Il club dei padri estinti

Pubblicato il: 1 Maggio 2009

“Sussurrai una parola e non era Papà e non era TraPassato. Era una via di mezzo tra le due. Per un istante pensai che non poteva essere che Papà fosse morto. Era ancora così reale nella mia testa che riuscivo a sentire il suo odore e udire la sua voce ma è anche vero che una volta tutti sono stati reali come Papà persino l’Imperatore Nerone o Giulio Cesare o Alessandro il Grande dovevano aver starnutito e fatto un salto nel letto e adesso non erano più niente.
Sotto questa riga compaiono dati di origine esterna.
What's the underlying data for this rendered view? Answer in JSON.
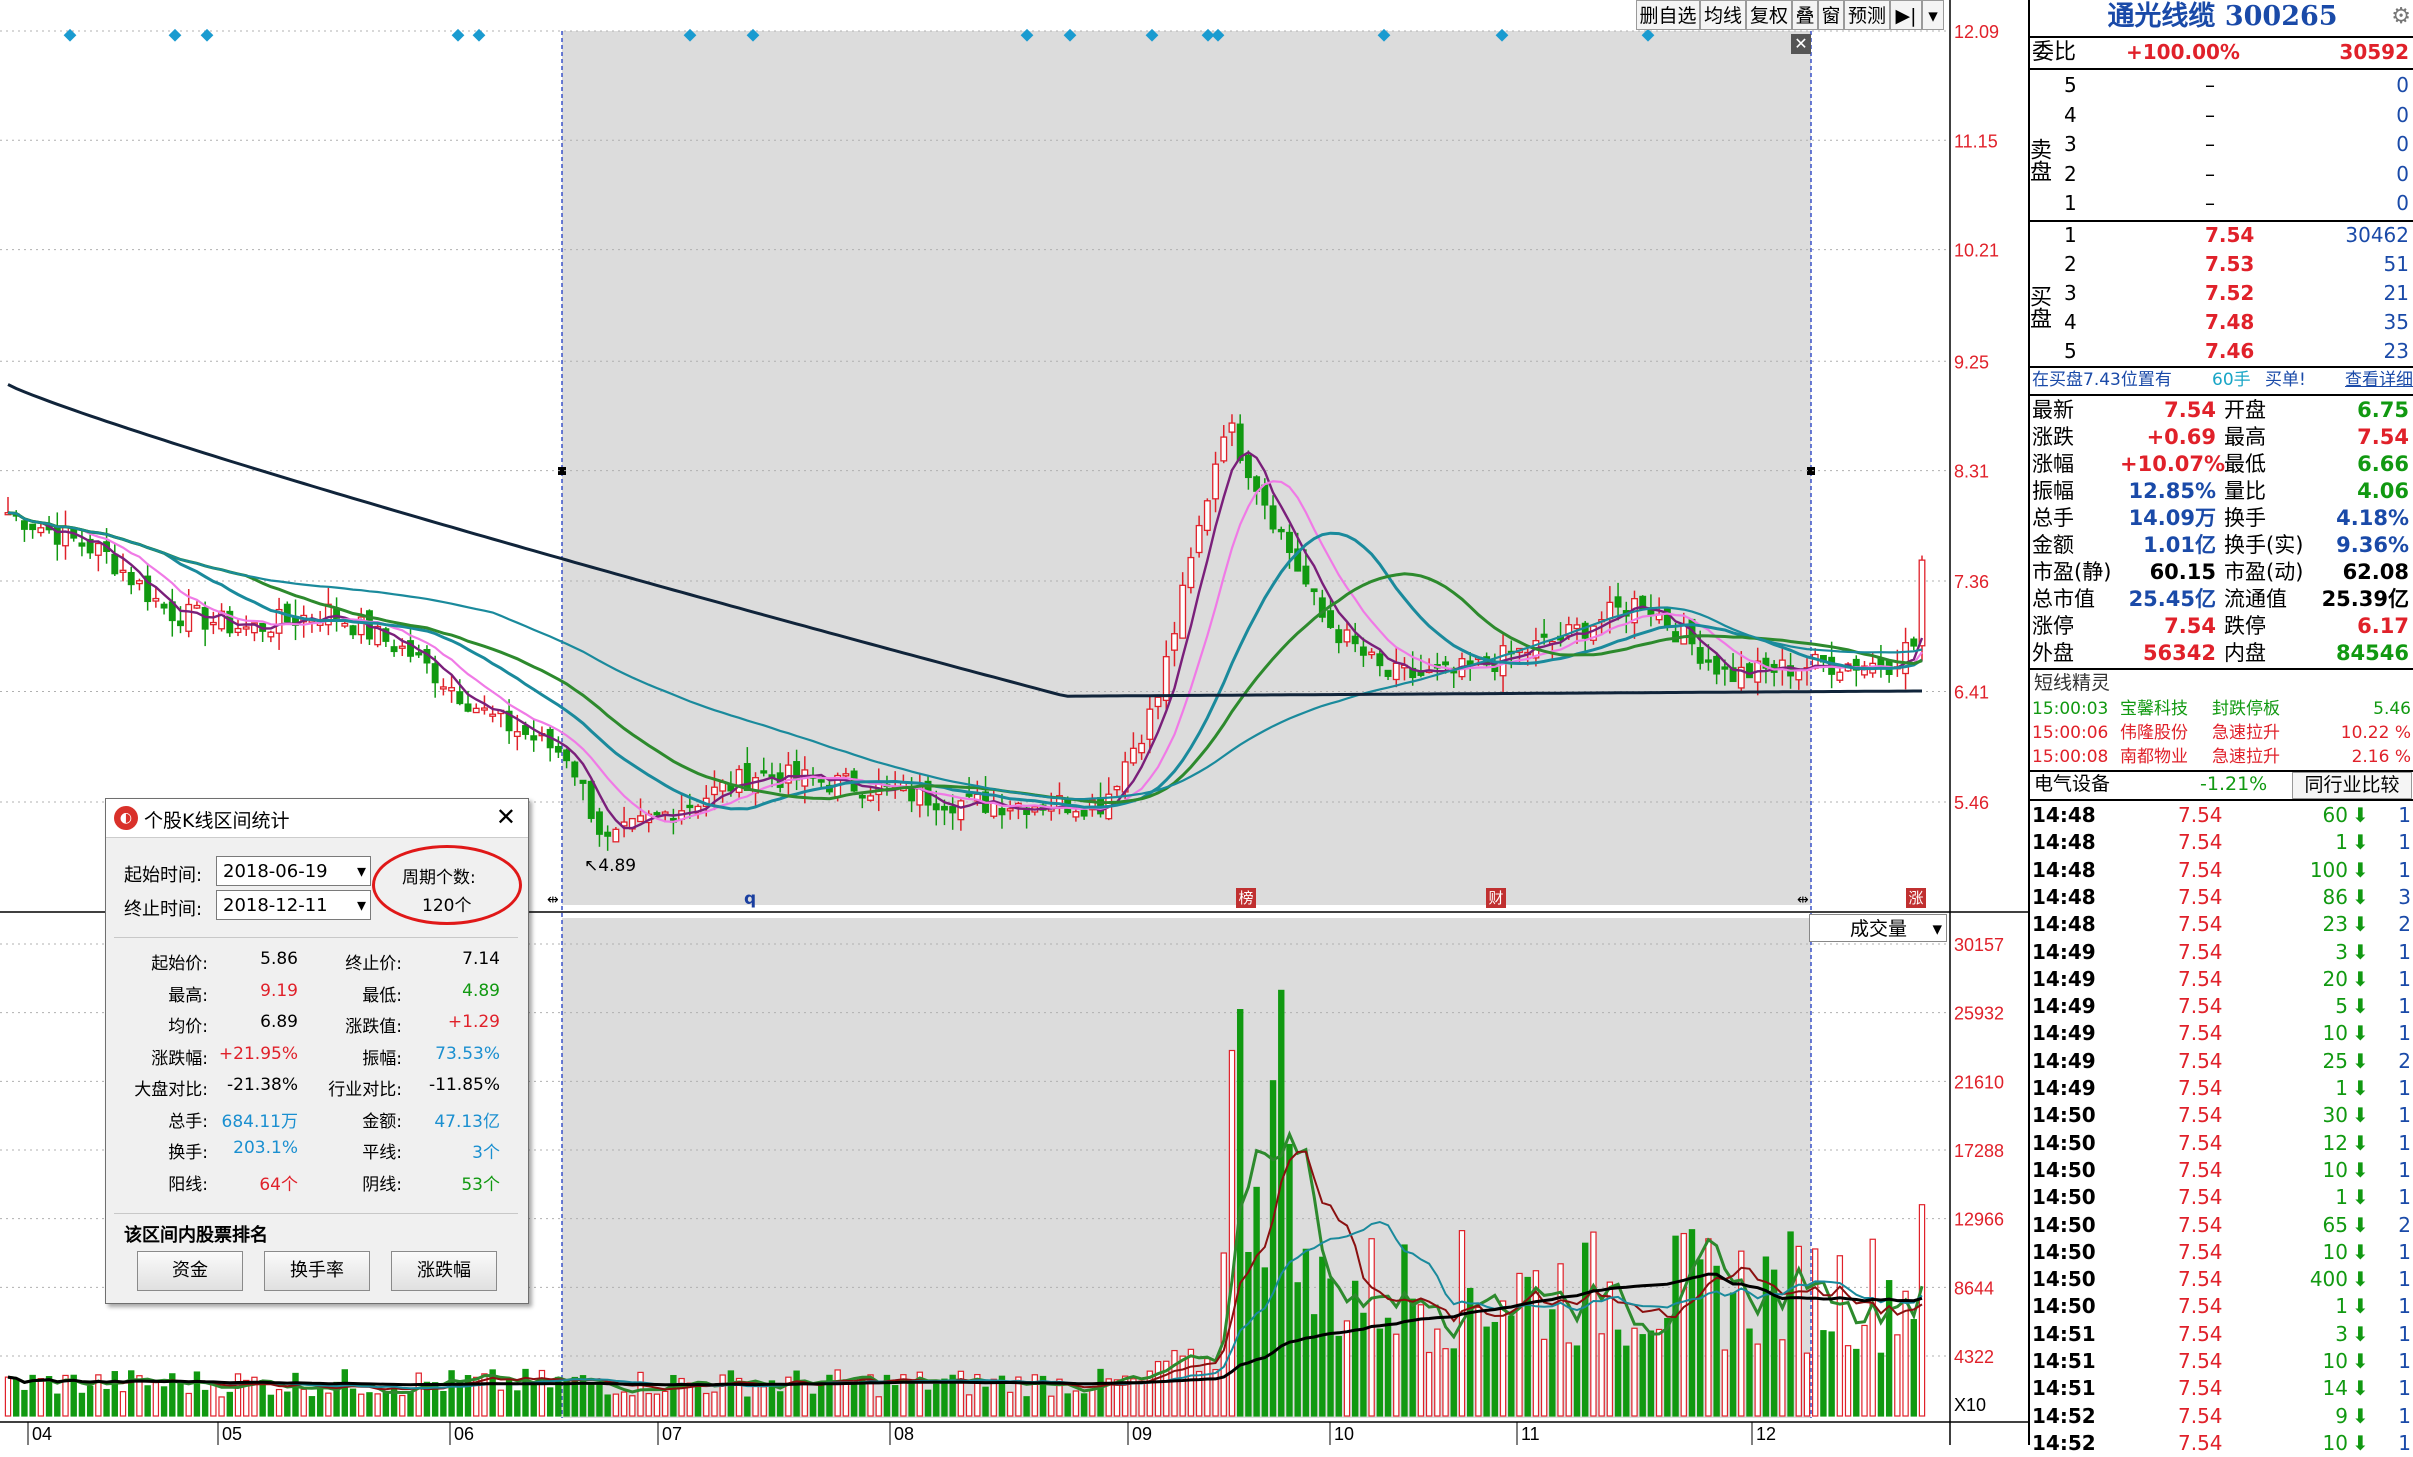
{
  "toolbar": {
    "del_watch": "删自选",
    "ma": "均线",
    "restore": "复权",
    "overlay": "叠",
    "window": "窗",
    "forecast": "预测",
    "arrow": "▶|",
    "dropdown": "▾"
  },
  "price_axis": [
    "12.09",
    "11.15",
    "10.21",
    "9.25",
    "8.31",
    "7.36",
    "6.41",
    "5.46"
  ],
  "volume_axis": [
    "30157",
    "25932",
    "21610",
    "17288",
    "12966",
    "8644",
    "4322",
    "X10"
  ],
  "x_axis": [
    "04",
    "05",
    "06",
    "07",
    "08",
    "09",
    "10",
    "11",
    "12"
  ],
  "markers": {
    "low_label": "4.89",
    "q_label": "q",
    "bang": "榜",
    "cai": "财",
    "zhang": "涨"
  },
  "volume_selector": "成交量",
  "quote": {
    "title": "通光线缆 300265",
    "weibi_label": "委比",
    "weibi_pct": "+100.00%",
    "weibi_val": "30592",
    "sell_label": "卖盘",
    "buy_label": "买盘",
    "sell": [
      {
        "n": "5",
        "p": "–",
        "v": "0"
      },
      {
        "n": "4",
        "p": "–",
        "v": "0"
      },
      {
        "n": "3",
        "p": "–",
        "v": "0"
      },
      {
        "n": "2",
        "p": "–",
        "v": "0"
      },
      {
        "n": "1",
        "p": "–",
        "v": "0"
      }
    ],
    "buy": [
      {
        "n": "1",
        "p": "7.54",
        "v": "30462"
      },
      {
        "n": "2",
        "p": "7.53",
        "v": "51"
      },
      {
        "n": "3",
        "p": "7.52",
        "v": "21"
      },
      {
        "n": "4",
        "p": "7.48",
        "v": "35"
      },
      {
        "n": "5",
        "p": "7.46",
        "v": "23"
      }
    ],
    "note_pos": "在买盘7.43位置有",
    "note_qty": "60手",
    "note_buy": "买单!",
    "note_link": "查看详细",
    "stats": [
      {
        "l1": "最新",
        "v1": "7.54",
        "l2": "开盘",
        "v2": "6.75"
      },
      {
        "l1": "涨跌",
        "v1": "+0.69",
        "l2": "最高",
        "v2": "7.54"
      },
      {
        "l1": "涨幅",
        "v1": "+10.07%",
        "l2": "最低",
        "v2": "6.66"
      },
      {
        "l1": "振幅",
        "v1": "12.85%",
        "l2": "量比",
        "v2": "4.06"
      },
      {
        "l1": "总手",
        "v1": "14.09万",
        "l2": "换手",
        "v2": "4.18%"
      },
      {
        "l1": "金额",
        "v1": "1.01亿",
        "l2": "换手(实)",
        "v2": "9.36%"
      },
      {
        "l1": "市盈(静)",
        "v1": "60.15",
        "l2": "市盈(动)",
        "v2": "62.08"
      },
      {
        "l1": "总市值",
        "v1": "25.45亿",
        "l2": "流通值",
        "v2": "25.39亿"
      },
      {
        "l1": "涨停",
        "v1": "7.54",
        "l2": "跌停",
        "v2": "6.17"
      },
      {
        "l1": "外盘",
        "v1": "56342",
        "l2": "内盘",
        "v2": "84546"
      }
    ],
    "spirit_title": "短线精灵",
    "spirit": [
      {
        "t": "15:00:03",
        "name": "宝馨科技",
        "evt": "封跌停板",
        "val": "5.46"
      },
      {
        "t": "15:00:06",
        "name": "伟隆股份",
        "evt": "急速拉升",
        "val": "10.22 %"
      },
      {
        "t": "15:00:08",
        "name": "南都物业",
        "evt": "急速拉升",
        "val": "2.16 %"
      }
    ],
    "sector": "电气设备",
    "sector_pct": "-1.21%",
    "compare": "同行业比较",
    "ticks": [
      {
        "t": "14:48",
        "p": "7.54",
        "v": "60",
        "c": "1"
      },
      {
        "t": "14:48",
        "p": "7.54",
        "v": "1",
        "c": "1"
      },
      {
        "t": "14:48",
        "p": "7.54",
        "v": "100",
        "c": "1"
      },
      {
        "t": "14:48",
        "p": "7.54",
        "v": "86",
        "c": "3"
      },
      {
        "t": "14:48",
        "p": "7.54",
        "v": "23",
        "c": "2"
      },
      {
        "t": "14:49",
        "p": "7.54",
        "v": "3",
        "c": "1"
      },
      {
        "t": "14:49",
        "p": "7.54",
        "v": "20",
        "c": "1"
      },
      {
        "t": "14:49",
        "p": "7.54",
        "v": "5",
        "c": "1"
      },
      {
        "t": "14:49",
        "p": "7.54",
        "v": "10",
        "c": "1"
      },
      {
        "t": "14:49",
        "p": "7.54",
        "v": "25",
        "c": "2"
      },
      {
        "t": "14:49",
        "p": "7.54",
        "v": "1",
        "c": "1"
      },
      {
        "t": "14:50",
        "p": "7.54",
        "v": "30",
        "c": "1"
      },
      {
        "t": "14:50",
        "p": "7.54",
        "v": "12",
        "c": "1"
      },
      {
        "t": "14:50",
        "p": "7.54",
        "v": "10",
        "c": "1"
      },
      {
        "t": "14:50",
        "p": "7.54",
        "v": "1",
        "c": "1"
      },
      {
        "t": "14:50",
        "p": "7.54",
        "v": "65",
        "c": "2"
      },
      {
        "t": "14:50",
        "p": "7.54",
        "v": "10",
        "c": "1"
      },
      {
        "t": "14:50",
        "p": "7.54",
        "v": "400",
        "c": "1"
      },
      {
        "t": "14:50",
        "p": "7.54",
        "v": "1",
        "c": "1"
      },
      {
        "t": "14:51",
        "p": "7.54",
        "v": "3",
        "c": "1"
      },
      {
        "t": "14:51",
        "p": "7.54",
        "v": "10",
        "c": "1"
      },
      {
        "t": "14:51",
        "p": "7.54",
        "v": "14",
        "c": "1"
      },
      {
        "t": "14:52",
        "p": "7.54",
        "v": "9",
        "c": "1"
      },
      {
        "t": "14:52",
        "p": "7.54",
        "v": "10",
        "c": "1"
      }
    ]
  },
  "dialog": {
    "title": "个股K线区间统计",
    "start_label": "起始时间:",
    "start_val": "2018-06-19",
    "end_label": "终止时间:",
    "end_val": "2018-12-11",
    "period_label": "周期个数:",
    "period_val": "120个",
    "stats": [
      {
        "l1": "起始价:",
        "v1": "5.86",
        "l2": "终止价:",
        "v2": "7.14"
      },
      {
        "l1": "最高:",
        "v1": "9.19",
        "l2": "最低:",
        "v2": "4.89"
      },
      {
        "l1": "均价:",
        "v1": "6.89",
        "l2": "涨跌值:",
        "v2": "+1.29"
      },
      {
        "l1": "涨跌幅:",
        "v1": "+21.95%",
        "l2": "振幅:",
        "v2": "73.53%"
      },
      {
        "l1": "大盘对比:",
        "v1": "-21.38%",
        "l2": "行业对比:",
        "v2": "-11.85%"
      },
      {
        "l1": "总手:",
        "v1": "684.11万",
        "l2": "金额:",
        "v2": "47.13亿"
      },
      {
        "l1": "换手:",
        "v1": "203.1%",
        "l2": "平线:",
        "v2": "3个"
      },
      {
        "l1": "阳线:",
        "v1": "64个",
        "l2": "阴线:",
        "v2": "53个"
      }
    ],
    "rank_title": "该区间内股票排名",
    "btn_fund": "资金",
    "btn_turnover": "换手率",
    "btn_change": "涨跌幅"
  },
  "colors": {
    "up": "#e0212a",
    "down": "#119911",
    "blue": "#1a6fd0",
    "cyan": "#18a5c6",
    "selection": "#dcdcdc"
  }
}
Poi guardai il vaso di metallo per i fiori vicino alla tomba di Papà con dei fiorellini in cima come una radio. Lo intravidi nell’oscurità e mi domandai perché fosse vuoto visto che di solito Mamma metteva dei fiori e fu allora che vidi una luce bianca in striscioline sottili che usciva dai fori e le striscioline erano tutte sfocate e appiccicate l’una l’altra e poi presero la forma di un uomo che assomigliava a Papà ed era il Fantasma di mio Padre.” (p. 148).
 
Riflessioni e vita quotidiana di un ragazzino undicenne di Newark, grigia landa inglese equidistante da tutto: non arriva alla desolazione di Sunderland ma non ha nulla che la caratterizzi in positivo. Philip ci racconta la sua storia a partire da un decesso, una perdita che non può non segnarlo profondamente. Un incidente d’auto che sconvolge il suo mondo all’ingresso dell’adolescenza, proprio mentre la vita è soprattutto attesa – la più potente, frastornante, emozionante – del mutamento, della trasformazione da crisalide in farfalla. Una morte impossibile da interiorizzare a questa età: la morte del padre.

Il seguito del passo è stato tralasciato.